Note: You can easily create a single node swarm with:

docker swarm init

Note: The same compose files (v3.2+) used above are used by the Docker Engine in Swarm mode. However, the ability to scale on demand requires more work to setup as you would need to run each piece as a single scalable service. For example, instead of having three separate fixed Kafka services defined, you would need to define a single dynamic Kafka service that could be scaled similar to what is described here.

  1. Launch Zookeeper "ensemble" (3):
docker stack deploy -c zookeeper.yml alarms

Wait for them to come up!

  1. Launch Kafka nodes (3):
docker stack deploy -c kafka.yml alarms

Wait for them to come up!

  1. Launch alarm/support nodes:
docker stack deploy -c alarm.yml alarms

Wait for them to come up!

  1. Launch connect nodes (3):
docker stack deploy -c connect.yml alarms

Wait for them to come up!

Check connect status:

Note: If you used swarm then the container names are conveniently scrambled and obfuscated. You'll have to look them up with:

docker container ls

Further, the docker service ls command shows different names, which aren't container names.
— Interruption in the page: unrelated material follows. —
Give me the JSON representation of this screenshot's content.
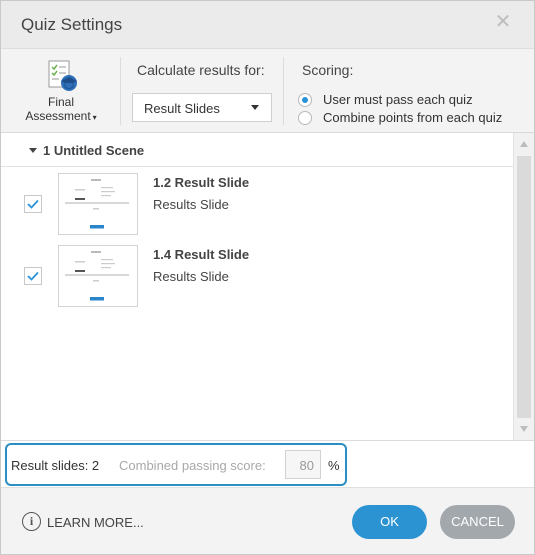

Despite docker-compose exec docs saying it works with service names, it really only works with container names.

Show Status

docker exec -it connect-1 bash
/scripts/show-status.sh

Test Fail-over

docker stop connect-3

The show-status.sh script should show that task assigned to connect-3 (via IP address) is now in state UNASSIGNED. After the delay specified by scheduled.rebalance.max.delay.ms has elapsed (default 5 minutes) the task should be re-assigned and in state RUNNING, though on a different connect server.

If connect-3 happened to be the connector leader, it will have been moved to a new connect server as well (the leader runs the Connector, which has a ChannelManager that monitors the command channel for changes).